Existe um subgrupo de pacientes com sintomas típicos de EoE, mas sem refluxo gastroesofágico e com melhora clínica com inibidores de bomba de prótons (PPI), os quais são denominados portadores de EoE responsiva a PPI. Muitos ainda apresentam doenças alérgicas associadas, causadas por alimentos e aeroalérgenos, que afetam 28-86% dos adultos e 42-93% das crianças.

Diagnóstico

A doença é diagnosticada por meio da história clínica e de exames complementares, como a endoscopia digestiva alta com biópsia, que mostra a presença de eosinófilos apenas na mucosa esofágica, respeitando as mucosas do restante do trato digestivo.

Essa biópsia deve cobrir os três terços do esôfago, independentemente da presença ou não de alterações macroscópicas, como estrias longitudinais, friabilidade, edema, placas ou exsudatos esbranquiçados, traqueização do esôfago (anéis concêntricos), mucosa em “papel-crepom”, estreitamento proximal e ausência da rede vascular. Embora tais achados não sejam patognomônicos, a presença de um deles em paciente com disfagia e/ou impacto alimentar leva a pensar em EoE, ainda que, em 30% dos casos, possa não haver alteração macroscópica.

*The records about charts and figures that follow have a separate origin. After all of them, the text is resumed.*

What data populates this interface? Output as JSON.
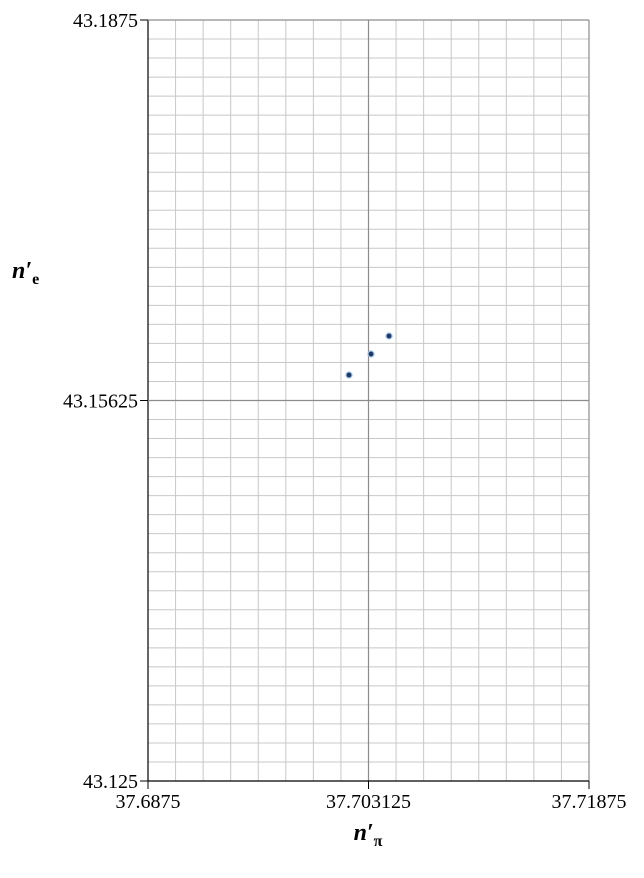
{
  "chart_data": {
    "type": "scatter",
    "xlabel": {
      "text": "n′",
      "sub": "π"
    },
    "ylabel": {
      "text": "n′",
      "sub": "e"
    },
    "x": [
      37.701743,
      37.703302,
      37.704578
    ],
    "values": [
      43.158344,
      43.160069,
      43.161547
    ],
    "color": "#1f3864",
    "xlim": [
      37.6875,
      37.71875
    ],
    "xticks": [
      37.6875,
      37.703125,
      37.71875
    ],
    "ylim": [
      43.125,
      43.1875
    ],
    "yticks": [
      43.125,
      43.15625,
      43.1875
    ],
    "grid": true,
    "minor_grid": {
      "x": 8,
      "y": 20
    }
  }
}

Embora a detecção de eosinófilos seja importante para o diagnóstico, ainda existem limitações, pois não há padronização quanto ao tamanho do campo e, muitas vezes, os estudos não mencionam esse parâmetro. Daí a importância da correlação entre os achados histopatológicos da biópsia de esôfago e a história clínica.
Outros métodos diagnósticos, como a radiografia (EED) e a mensuração da IgE total, não são feitos rotineiramente na investigação desses casos. Por outro lado, recomenda-se a pH-metria para os indivíduos com suspeita de refluxo gastroesofágico.

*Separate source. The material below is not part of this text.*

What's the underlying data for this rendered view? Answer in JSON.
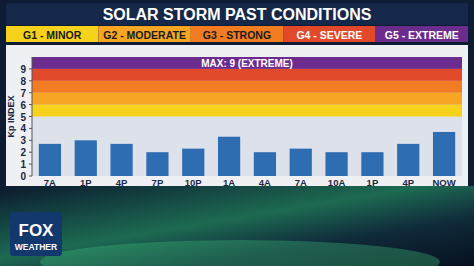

Os testes cutâneos e a mensuração da IgE específica estão indicados para a identificação dos alérgenos alimentares implicados na etiologia da doença, de forma a definir quais alimentos serão eliminados da dieta e a ordem de reintrodução .

Diagnósticos diferenciais

Além da doença do refluxo gastroesofágico e da alergia alimentar, são considerados, no diagnóstico diferencial, a doença de Crohn, a síndrome hipereosinofílica, a gastroenterite eosinofílica, a estenose esofágica, a esofagite iatrogênica, as infecções (virais, por herpes ou citomegalovírus, e fúngicas, por Candida albicans) e as doenças do tecido conjuntivo.

Tratamento

Os pacientes com EoE podem ser tratados com medidas dietéticas e com medicamentos. Em situações extremas e de emergência, como impacto alimentar ou estenose esofágica graves, há indicação de tratamento endoscópico.

A dieta deve ser feita com a eliminação do alérgeno envolvido, quando conhecido, ou com a utilização de uma fórmula de aminoácidos, que parece ser eficaz na indução de remissão clínica e histológica da doença. É importante, à semelhança da alergia alimentar, encaminhar os indivíduos para avaliação com um nutricionista.

O tratamento farmacológico, por sua vez, compreende o uso de corticoide inalatório deglutido – com o paciente permanecendo sem comer ou beber por 30 minutos após a deglutição –, bem como o emprego de inibidores de bomba de prótons. Os bloqueadores de receptores dos leucotrienos também podem ser utilizados.

A dilatação esofágica é útil em doentes muito sintomáticos, com estreitamento do esôfago secundário a estenoses fixas, que causam impacto alimentar, e que não tenham obtido melhora com a dieta e o corticoide deglutido.